Because the property is not zoned for commercial use, Hawes said market research found that Sea Road might bring less than $350,000 per year in rent, or $2 million if sold outright. However, if a zoning change was approved by Kennebunk voters, Sea Road might fetch as much as $5.2 million, Hawes said, although she tempered that prediction by noting that similarly sized spaces currently sit empty “across York and Cumberland counties.”
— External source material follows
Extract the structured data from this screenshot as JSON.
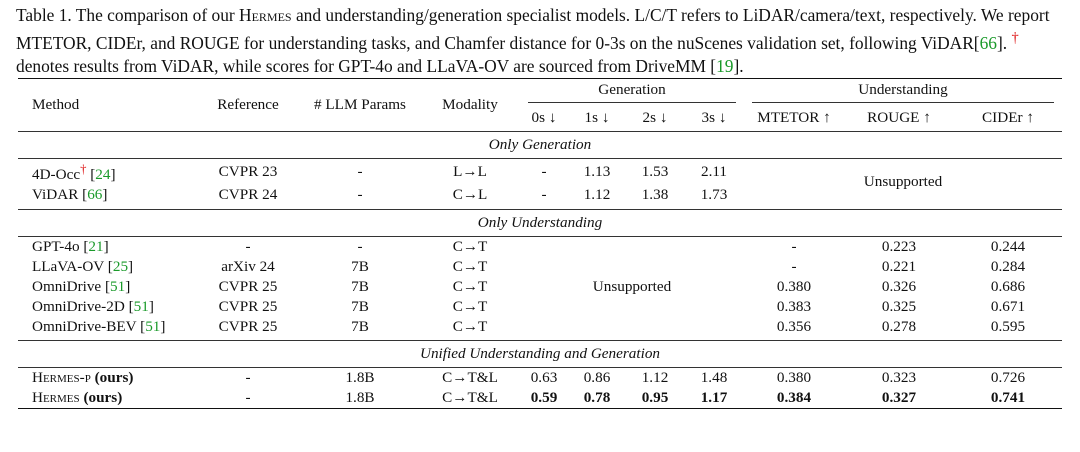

Finally, while there were few questions from board members on the report – a lack of inquiry that prompted a spontaneous, “Oh, I can’t believe this,” from King – one director did address how the lack of space might affect other future growth plans.

Catherine Rush, of Arundel, asked about the possibility of launching a pre-kindergarten program for 4-year-olds. Currently, RSU 21 is one of only three school districts in York County to not offer pre-K classes.

“At this point we would need to do a preschool study and look at available spaces, Hawes said, noting that if Sea Road remains open, it or KES might house such classes. Alternately, pre-K could be held at Kennebunk High School, with students there invited to participate as part of a work/study offering.

KHS is predicted to shed 28 students, from 682 to 654, by 2025.

With or without pre-K, some have predicted RSU 21 will need all the space it can get in the future, even with Sea Road remaining on line.

After all, Arundel resident Jack Reetz said, the Planning Decisions projections have been off by as much as 10 percent each year.

“I wouldn’t be surprised to see us bursting at the seams 10 years from now,” he said.